Dopo avere superato tre scialpinisti ciarlieri ed un solitario indeciso, il pendio si fa più ripido, lui è sempre lì. Lo sento, ma qualcosa cambia, la sua traiettoria si allarga alla mia sinistra mentre punto con forza i bastoncini per evitare di scivolare all’indietro. Entra nel mio campo visivo, oltre il dosso, sul falsopiano è al mio fianco a pochi metri. Non una parola non un cenno, un silenzio piacevole, entrambi concentrati a ritrovare, dopo tanti mesi, scioltezza ed elasticità. Il rumore dei nostri sci sulla neve ed il nostro respiro parlano per noi.
Poi, non so come, le parole fluiscono. Il sole si fa spazio tra le nubi, alzandosi disegna i profili ed i volumi delle montagne attorno a noi. Non è importante cosa ci diciamo, ma come. Percepisco che posso fidarmi, che è la stessa passione, l’identica voglia di scoprire, la medesima curiosità a spingerci tra i monti.

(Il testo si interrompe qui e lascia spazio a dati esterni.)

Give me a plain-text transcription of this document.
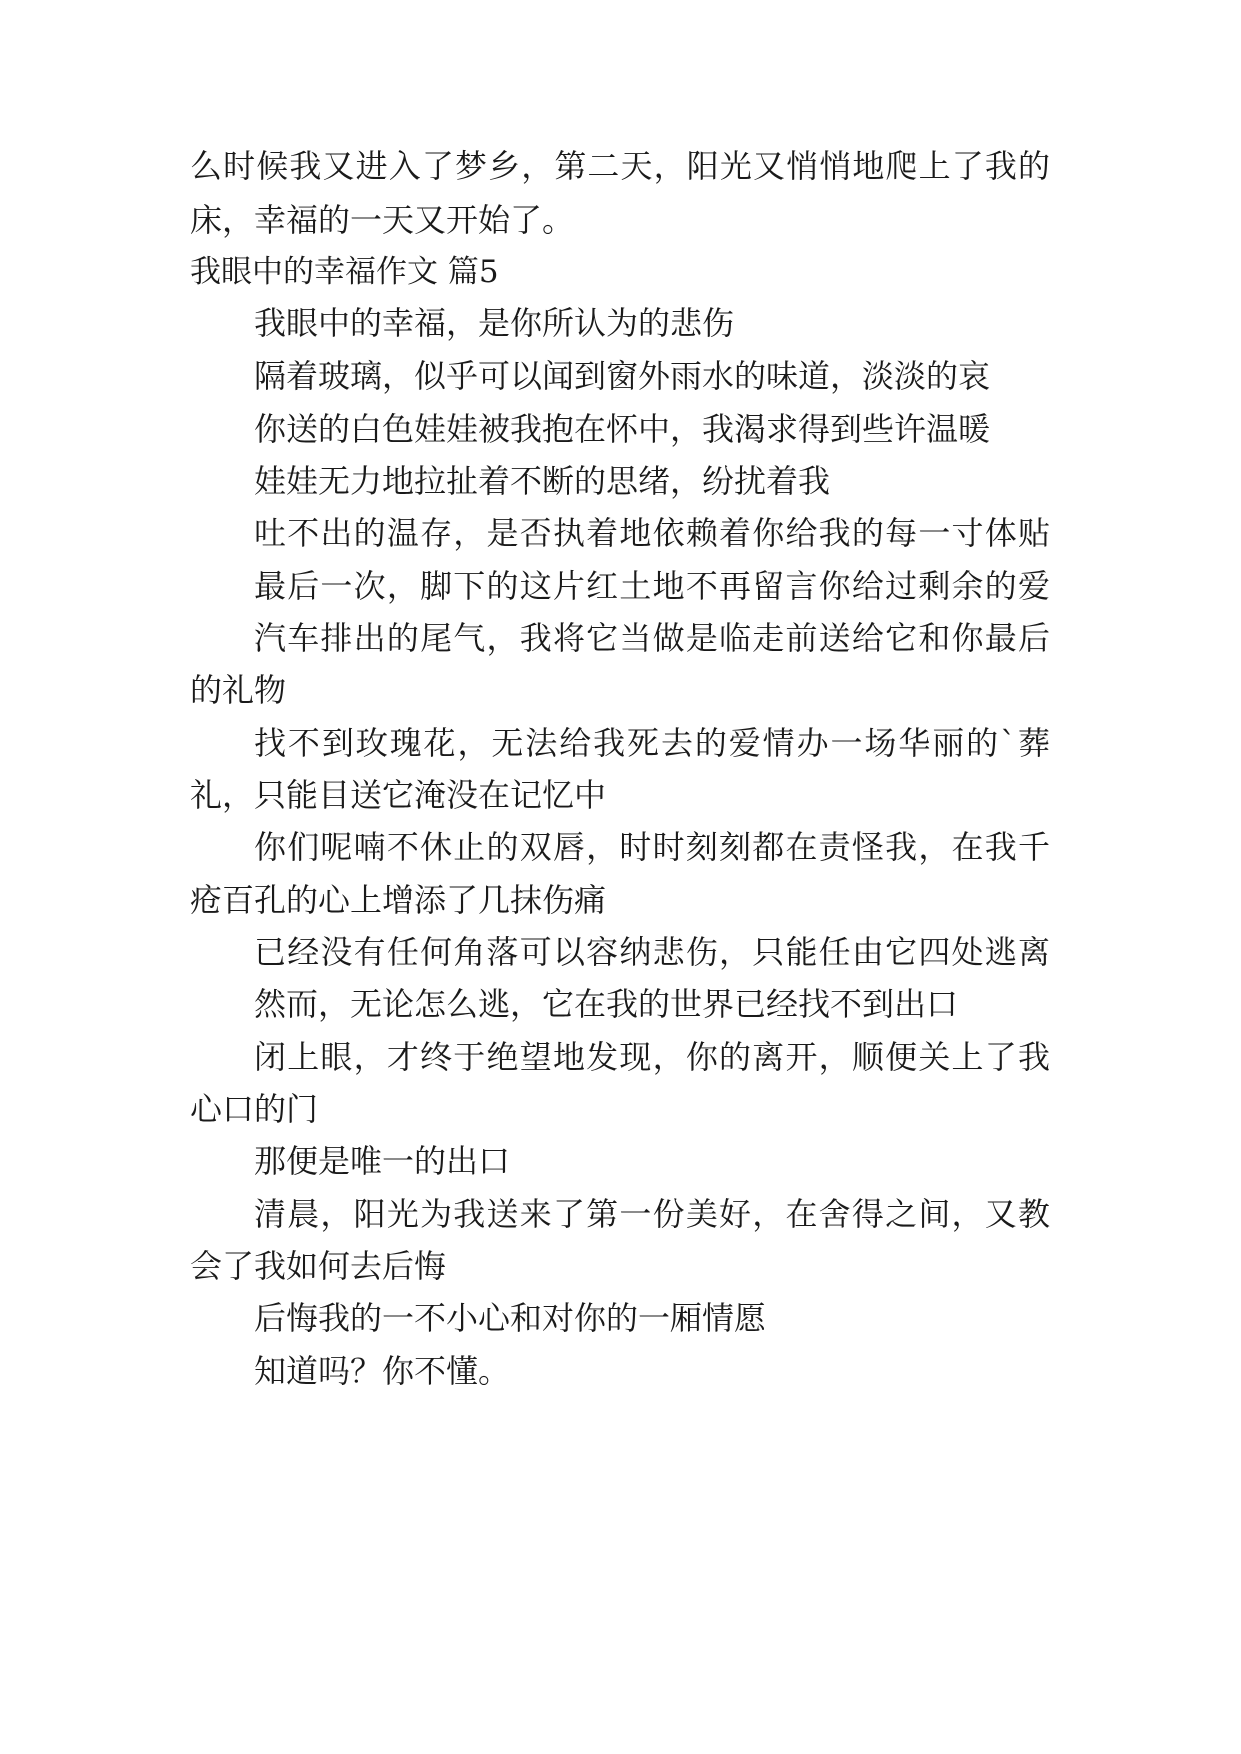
么时候我又进入了梦乡，第二天，阳光又悄悄地爬上了我的

床，幸福的一天又开始了。

我眼中的幸福作文 篇5

我眼中的幸福，是你所认为的悲伤

隔着玻璃，似乎可以闻到窗外雨水的味道，淡淡的哀

你送的白色娃娃被我抱在怀中，我渴求得到些许温暖

娃娃无力地拉扯着不断的思绪，纷扰着我

吐不出的温存，是否执着地依赖着你给我的每一寸体贴

最后一次，脚下的这片红土地不再留言你给过剩余的爱

汽车排出的尾气，我将它当做是临走前送给它和你最后

的礼物

找不到玫瑰花，无法给我死去的爱情办一场华丽的`葬

礼，只能目送它淹没在记忆中

你们呢喃不休止的双唇，时时刻刻都在责怪我，在我千

疮百孔的心上增添了几抹伤痛

已经没有任何角落可以容纳悲伤，只能任由它四处逃离

然而，无论怎么逃，它在我的世界已经找不到出口

闭上眼，才终于绝望地发现，你的离开，顺便关上了我

心口的门

那便是唯一的出口

清晨，阳光为我送来了第一份美好，在舍得之间，又教

会了我如何去后悔

后悔我的一不小心和对你的一厢情愿

知道吗？你不懂。
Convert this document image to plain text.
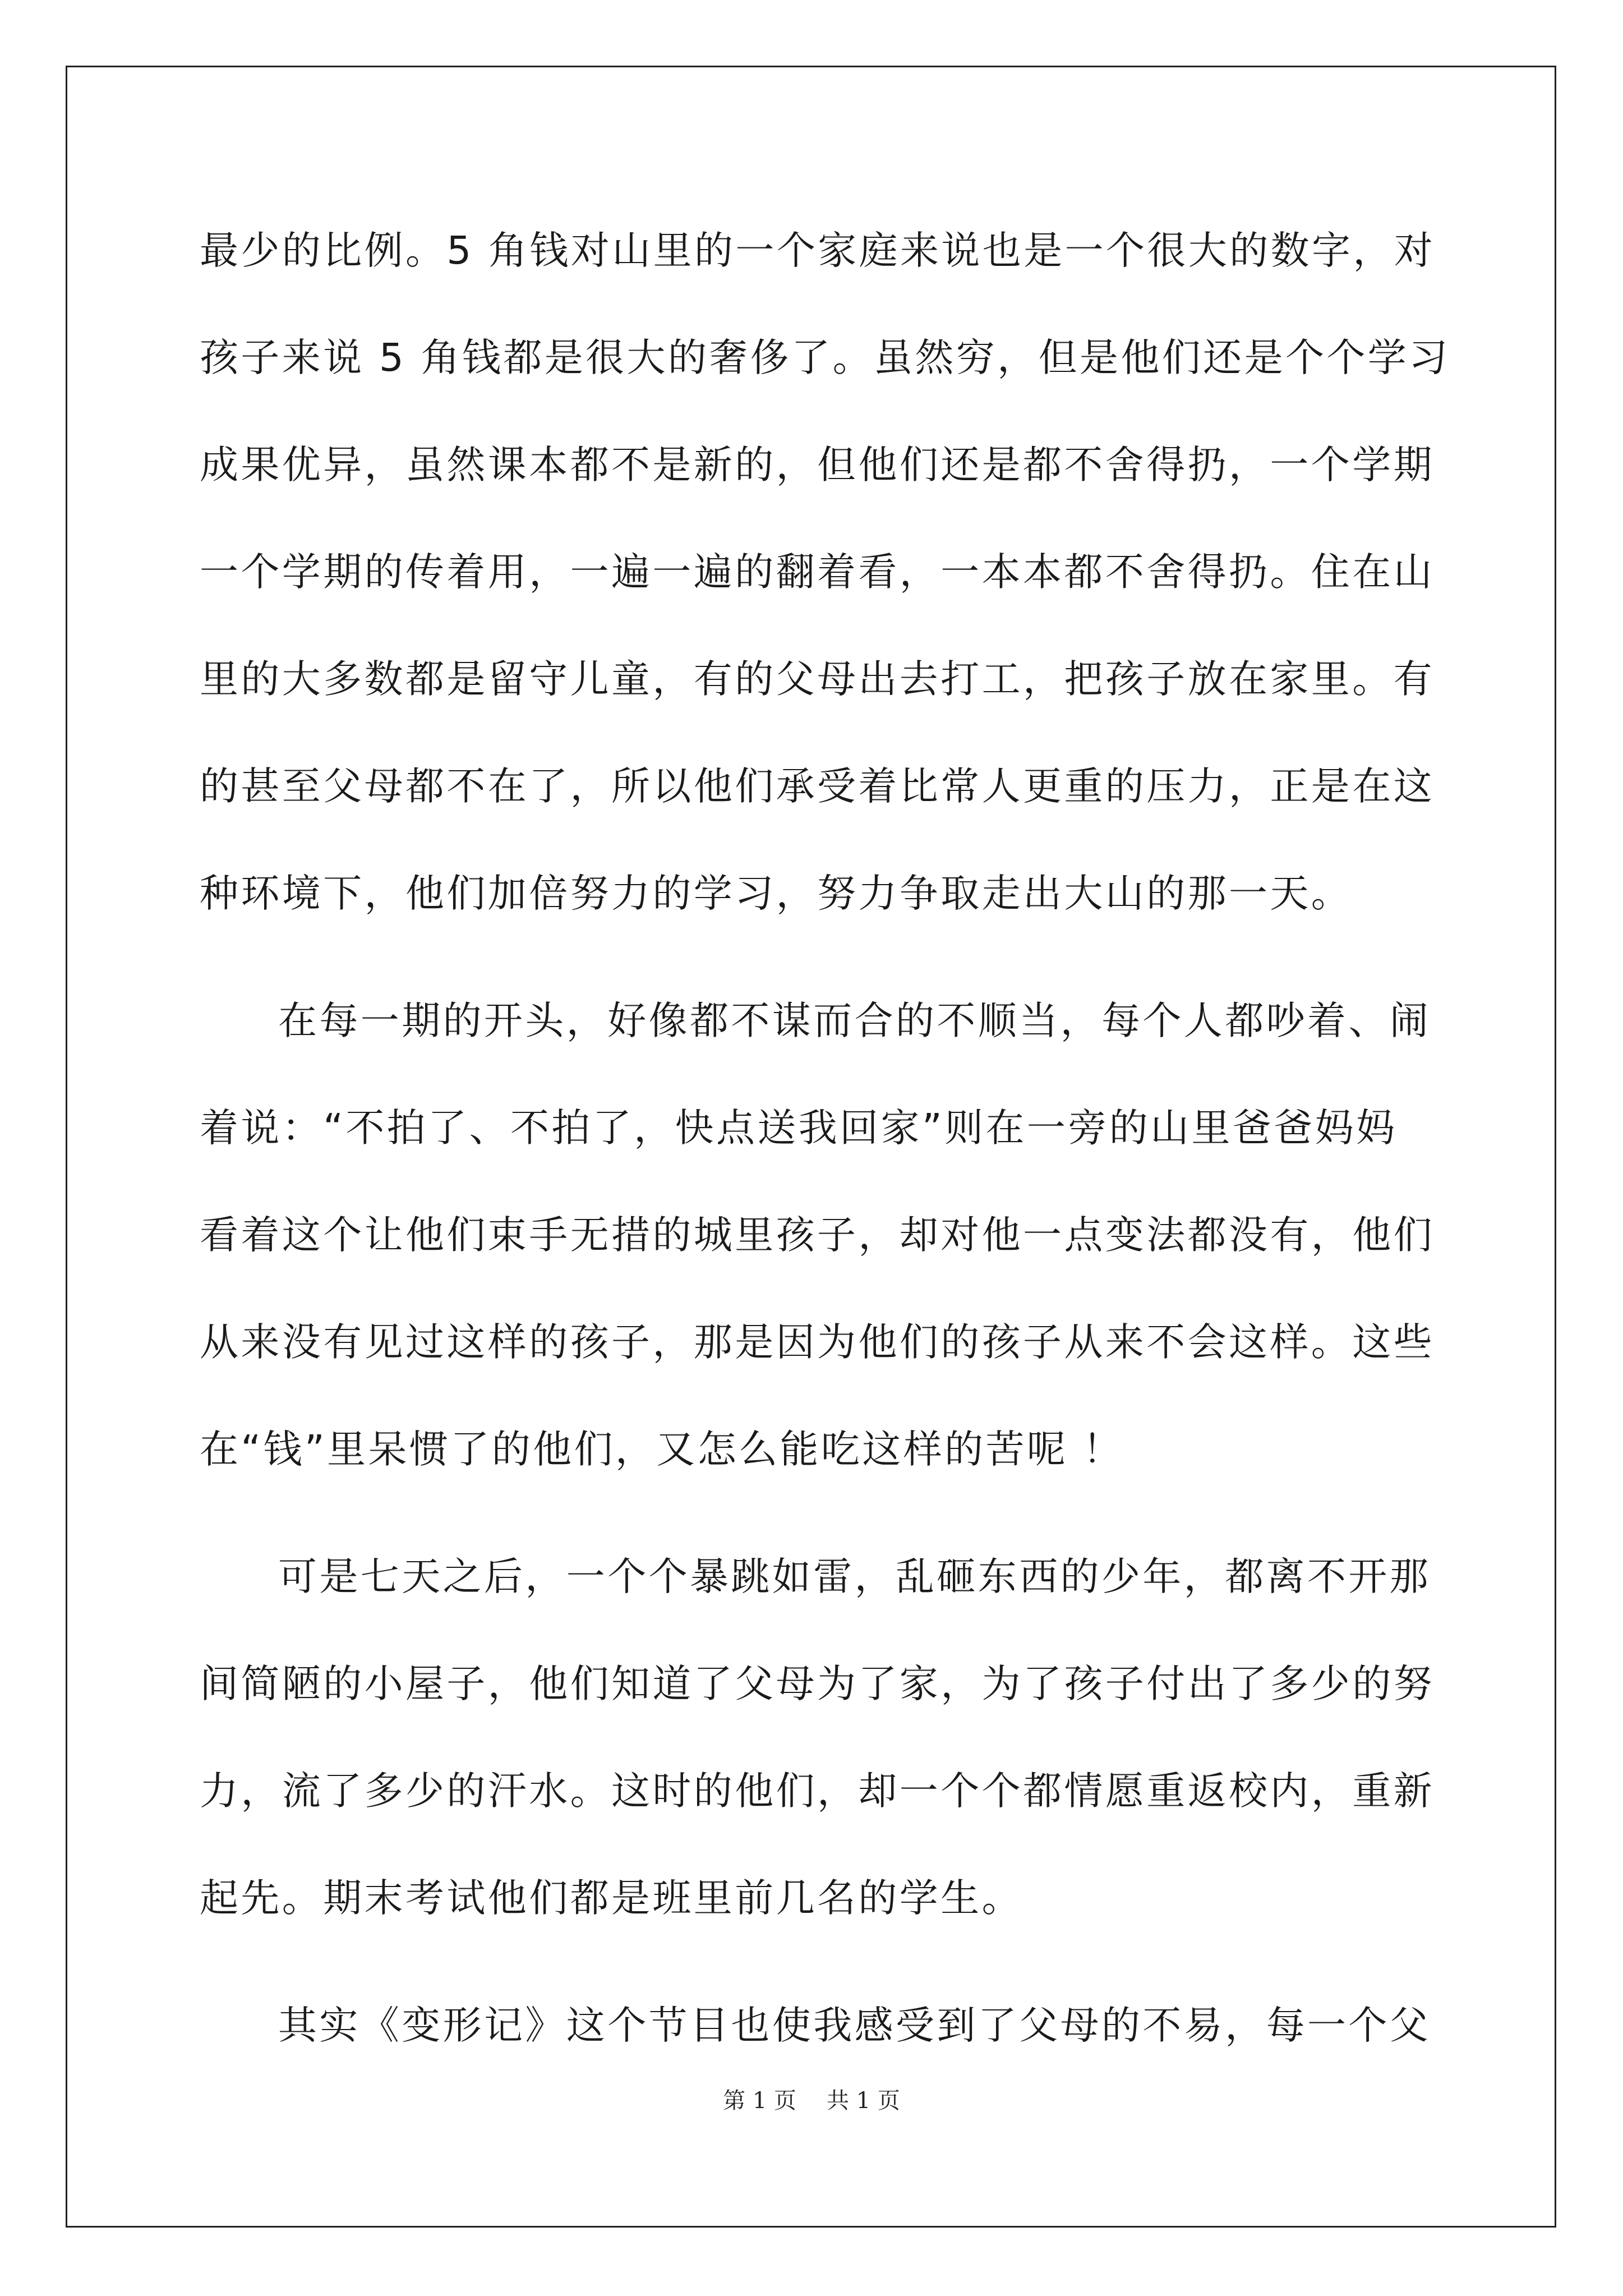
最少的比例。5 角钱对山里的一个家庭来说也是一个很大的数字，对
孩子来说 5 角钱都是很大的奢侈了。虽然穷，但是他们还是个个学习
成果优异，虽然课本都不是新的，但他们还是都不舍得扔，一个学期
一个学期的传着用，一遍一遍的翻着看，一本本都不舍得扔。住在山
里的大多数都是留守儿童，有的父母出去打工，把孩子放在家里。有
的甚至父母都不在了，所以他们承受着比常人更重的压力，正是在这
种环境下，他们加倍努力的学习，努力争取走出大山的那一天。
在每一期的开头，好像都不谋而合的不顺当，每个人都吵着、闹
着说：“不拍了、不拍了，快点送我回家”则在一旁的山里爸爸妈妈
看着这个让他们束手无措的城里孩子，却对他一点变法都没有，他们
从来没有见过这样的孩子，那是因为他们的孩子从来不会这样。这些
在“钱”里呆惯了的他们，又怎么能吃这样的苦呢 ！
可是七天之后，一个个暴跳如雷，乱砸东西的少年，都离不开那
间简陋的小屋子，他们知道了父母为了家，为了孩子付出了多少的努
力，流了多少的汗水。这时的他们，却一个个都情愿重返校内，重新
起先。期末考试他们都是班里前几名的学生。
其实《变形记》这个节目也使我感受到了父母的不易，每一个父
第 1 页 共 1 页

Vuole portarsi gli sci in vetta per poi scendere, magari, lungo lo spallone nord, da anni penso a quella discesa. Naturalmente mi carico gli sci sullo zaino e, sotto gli sguardi interlocutori di alcuni scialpinisti, risaliamo la cresta finale sino alla croce, ricamata dalla neve e dal vento. Le condizioni sembrano buone, lui parte. Dopo alcune curve, prima di sparire al mio sguardo, si volta e mi fa un cenno d’assenso, lo seguo senza esitare. La neve è perfetta, luminosa e morbida accoglie il ricamo delle nostre tracce. Alla casera di Publino mi dice che vuole essere a casa presto, quindi intende risalire alla bocchetta per poi scivolare in Val Cervia e da li, riguadagnato il passo, scendere sino all’auto. Tentenno un attimo. La Val Livrio si apre sotto di noi, solo le tracce dei camosci decorano i pendii immacolati, ne scaturisce un silenzio magico, un richiamo profondo. Non posso resistere, non voglio resistere. Infine decido di continuare la discesa sino in fondo, al limitare del bosco. Ci salutiamo, augurandoci una buona giornata. Mi rendo conto che nemmeno so il suo nome. Mentre si allontana ci presentiamo, senza sapere se prima o poi le nostre passioni ci avrebbero portato nuovamente lungo la medesima traccia.
Da quel giorno non l’ho più rincontrato, nemmeno ieri, ma ciò che ritrovo identico ad allora è l’elegante spallone nord del Corno Stella che, tra ombra e luce mi regala un’opportunità per scendere con gli sci e poi immergermi nella selvaggia bellezza della Val Livrio. Ieri, non pago, con gli amici abbiamo vagato a lungo sull’altra faccia delle Orobie. Dalla diga del Publino abbiamo risalito il vallone sino alla Cima di Venina e poi al Monte Masoni. Spazi selvaggi, pendii immacolati, luoghi solitari e solo noi ad attraversarli con lo stupore di chi si sente testimone privilegiato di una confidenza che la montagna ti offre. Durante la discesa in Val Sambuzza, oltre il passo del Publino la nord del Corno Stella si staglia contro l’azzurro cielo. Ci fermiamo un attimo ad osservarla e sembra quasi impossibile che si possa scendere da lì. Forse senza quell’incontro fortuito non l’avrei mai discesa ed oggi non saremmo qui, distanti dal nostro punto di partenza e con tanta strada ancora da percorrere.